Which scared him more? Her trying to give him the slip again? Or another threat to her safety?

Locking up the room, he pounded down the porch steps and headed for the row of connected shops a quarter mile up the road. The rain had transformed into giant drops that hit him like bombs.

At home in San Francisco, when he listened to Ofarian issues, he had to be prudent about which emotions he displayed, and when and how. But here, alone and worrying about Keko after all that had happened between them—and all that had shifted and changed in the last few days—he threw away his guards and let himself
feel
.

She tended to do that to him.

The row of shops were lined with a boardwalk out front, a closed ice cream parlor capping one end, a long-shuttered theater in the middle, and a bar at the far end. A tourist trinket shop and an artist’s studio were dark for the evening. The pub was open, however, acoustic guitar music trickling out to mix with the rain, and Griffin headed toward it.

A blast of heat and fire and magic assaulted his mind and took over his senses.

The whole front and one side of the bar were windows, all thrown open to the salty air, the eaves long and deep enough to keep out the wet. The place was small, the short bar to the right with a glaringly lit kitchen just behind it, a ledge and stools lining the two walls of windows. Three old men sat at the bar with glasses of beer.

Keko sat at the ledge overlooking the ocean, bare feet hooked over the rungs of her stool, one finger toying with the straw in her can of ginger ale, and two wrapped hamburgers sitting untouched at her elbow.

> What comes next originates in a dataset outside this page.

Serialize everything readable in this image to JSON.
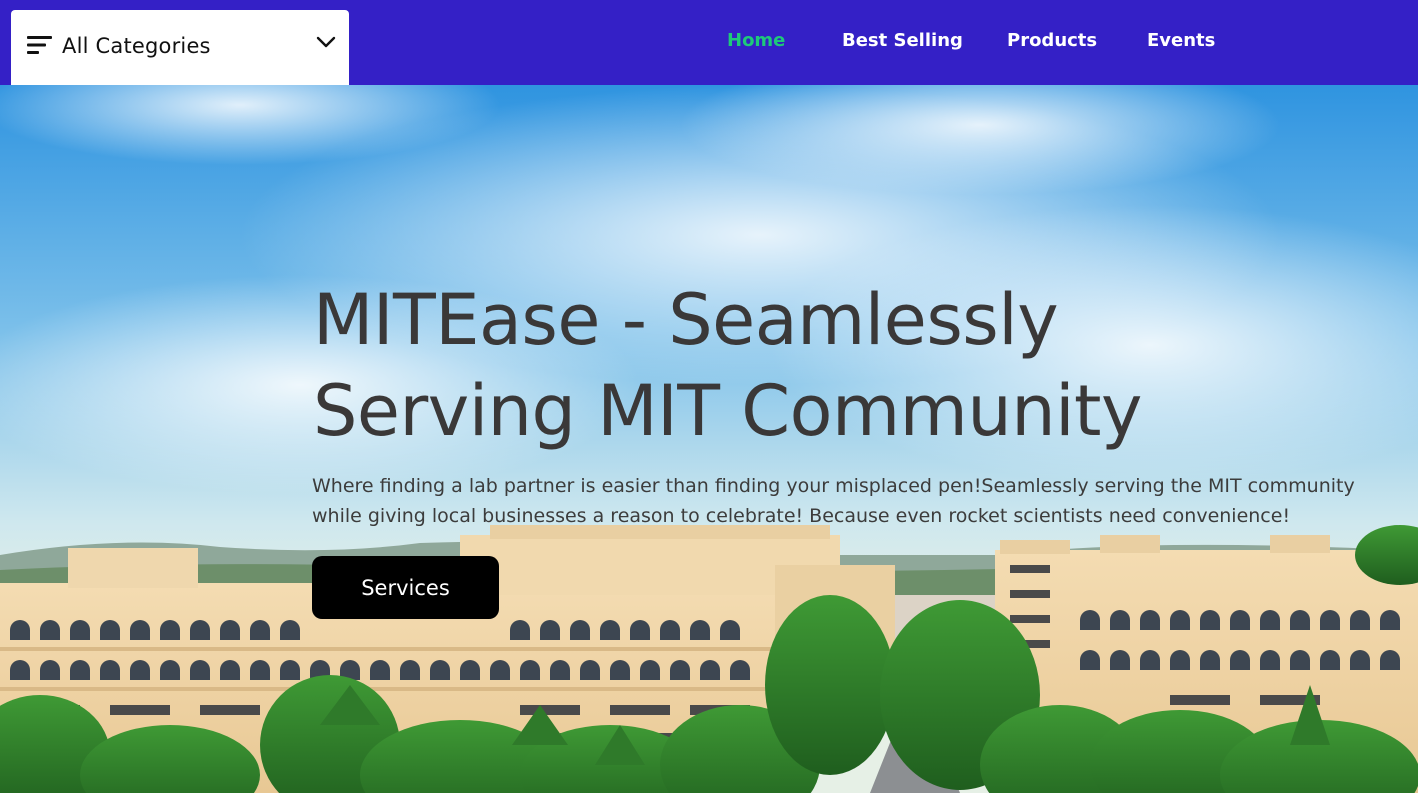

She’d told him once, sitting in that hotel room bed, that she didn’t drink. She didn’t like how it stole her awareness. That said a great deal about her, now that he thought about it. The watchful warrior, always at the ready.

She hadn’t ditched him again. And she was safe.

Keko didn’t even notice him until he slid a hand onto the ledge near the burgers and said, “Hey.”

She blinked up at him in surprise. “Hey.” Peering into the corner where a neon clock hung above a faded, curling nineties-era beer poster, she asked, “What time is it?”

“Not that late. But you left over an hour ago. I didn’t know what to think.”